O impulso de desdolarização da Ásia está ganhando rápida tração à medida que os BRICS e a ASEAN aceleram o comércio em moeda local, levando a cobertura cambial a máximas históricas e desafiando a dominância do dólar.
Uma tendência crescente de desdolarização está em andamento em toda a Ásia, à medida que formuladores de políticas, investidores institucionais e blocos econômicos buscam alternativas ao dólar americano, em meio a preocupações sobre volatilidade monetária, risco geopolítico e o uso estratégico do dólar em sanções, informou a CNBC. De acordo com dados do Fundo Monetário Internacional (FMI), a participação do dólar nas reservas de câmbio globais caiu para 57,8% em 2024, uma queda acentuada em relação a mais de 70% em 2000. Essa retirada coincidiu com uma queda acentuada no índice do dólar no início deste ano e um aumento na demanda dos investidores por hedge cambial e exposição a moedas locais, especialmente na Ásia.
Como parte dessa mudança, a Associação das Nações do Sudeste Asiático (ASEAN) lançou seu Plano Estratégico da Comunidade Econômica para 2026 a 2030, que pede um maior uso de moedas locais no comércio e investimento e uma integração mais profunda dos pagamentos regionais. O plano foi endossado durante reuniões oficiais em maio.

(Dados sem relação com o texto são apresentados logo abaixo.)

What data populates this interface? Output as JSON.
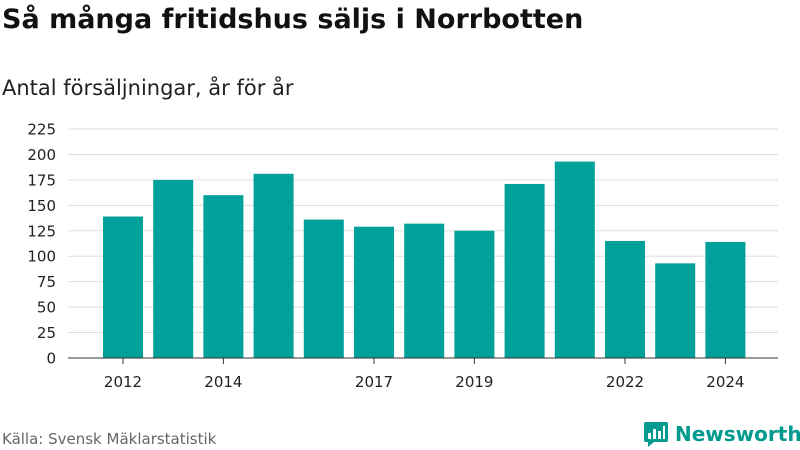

Enquanto isso, as nações do BRICS estão promovendo ativamente o comércio bilateral em suas moedas domésticas e expandindo alternativas a sistemas dominados pelo Ocidente, como o SWIFT. Lin Li, chefe de pesquisa de mercados globais para a Ásia no Mitsubishi UFJ Financial Group (MUFG), o maior banco do Japão por ativos, foi citado pela CNBC afirmando:
A desdolarização está a crescer, à medida que as economias asiáticas, em particular, procuram reduzir a dependência do dólar na esperança de usar as suas próprias moedas como meio de troca para reduzir os riscos cambiais.
Craig Chan, chefe global de estratégia de FX na Nomura Securities, acrescentou que “alguns dos altos desempenhos que estamos a analisar serão lugares como o iene japonês, o won sul-coreano e o dólar de Taiwan.” A Nomura reportou que as seguradoras de vida japonesas aumentaram a sua razão de cobertura de 44% para 48% entre abril e maio, enquanto a razão de cobertura de Taiwan é de 70%.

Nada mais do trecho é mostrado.